Manuel Eberl — 12 Oct 2017 00:00:00 +0000

This entry builds upon the results about formal and analytic Dirichlet series to define the Hurwitz ζ function and, based on that, the Riemann ζ function. This is done by first defining them for ℜ(z) > 1 and then successively extending the domain to the left using the Euler–MacLaurin formula.

Some basic results about these functions are also shown, such as their analyticity on ℂ∖{1}, that they have a simple pole with residue 1 at 1, their relation to the Γ function, and the special values at negative integers and positive even integers – including the famous ζ(-1) = -1/12 and ζ(2) = π²/6.

Lastly, the entry also contains Euler's analytic proof of the infinitude of primes, based on the fact that ζ(s) has a pole at s = 1.

Linear Recurrences

Manuel Eberl — 12 Oct 2017 00:00:00 +0000

Linear recurrences with constant coefficients are an interesting class of recurrence equations that can be solved explicitly.

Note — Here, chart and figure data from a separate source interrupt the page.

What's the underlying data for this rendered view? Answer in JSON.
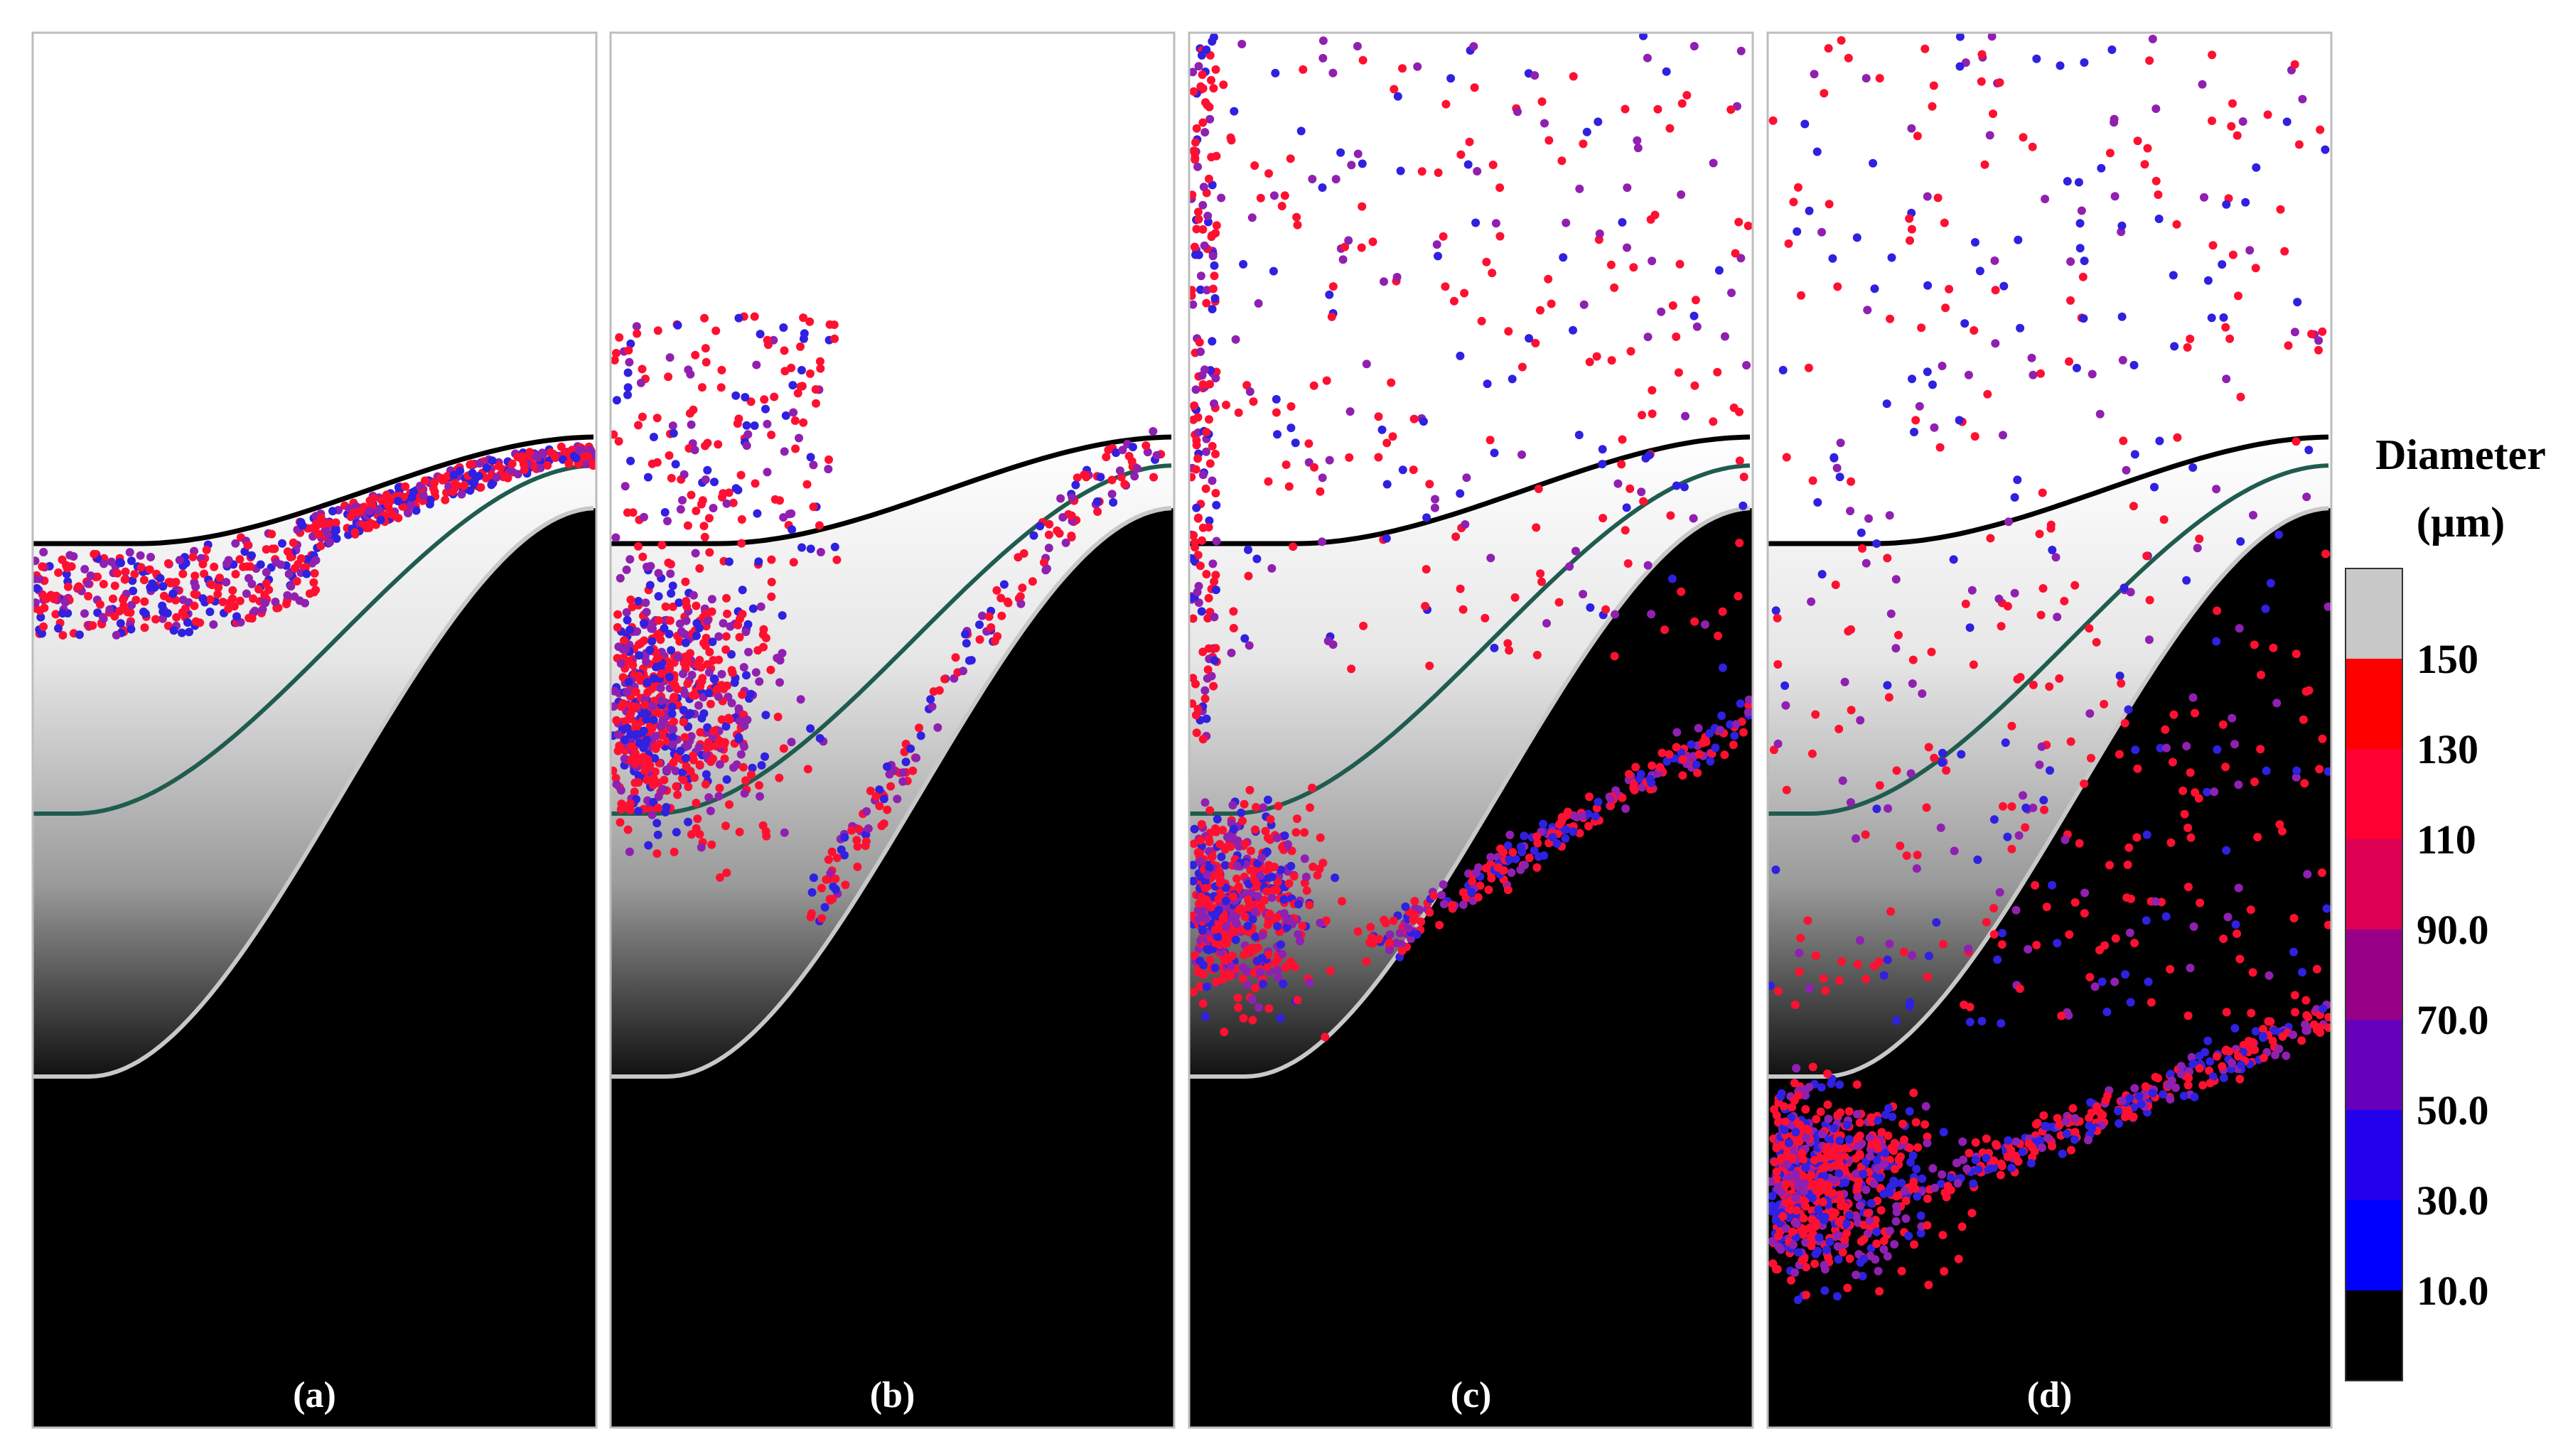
{
  "panels": [
    {
      "label": "(a)",
      "stage": 0
    },
    {
      "label": "(b)",
      "stage": 1
    },
    {
      "label": "(c)",
      "stage": 2
    },
    {
      "label": "(d)",
      "stage": 3
    }
  ],
  "legend": {
    "title_line1": "Diameter",
    "title_line2": "(µm)",
    "ticks": [
      "150",
      "130",
      "110",
      "90.0",
      "70.0",
      "50.0",
      "30.0",
      "10.0"
    ],
    "bands": [
      "#c8c8c8",
      "#ff0000",
      "#ff0033",
      "#dd0055",
      "#990088",
      "#6600bb",
      "#2200ee",
      "#0000ff",
      "#000000"
    ]
  },
  "colors": {
    "upper_boundary": "#000000",
    "middle_curve": "#1f5c4f",
    "lower_boundary": "#c8c8c8",
    "particle_red": "#ff1030",
    "particle_blue": "#3020e0",
    "particle_purple": "#9020b0"
  }
}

The most famous example are certainly the Fibonacci numbers with the equation f(n) = f(n-1) + f(n - 2) and the quite non-obvious closed form (φⁿ - (-φ)^-n) / √5 where φ is the golden ratio.

In this work, I build on existing tools in Isabelle – such as formal power series and polynomial factorisation algorithms – to develop a theory of these recurrences and derive a fully executable solver for them that can be exported to programming languages like Haskell.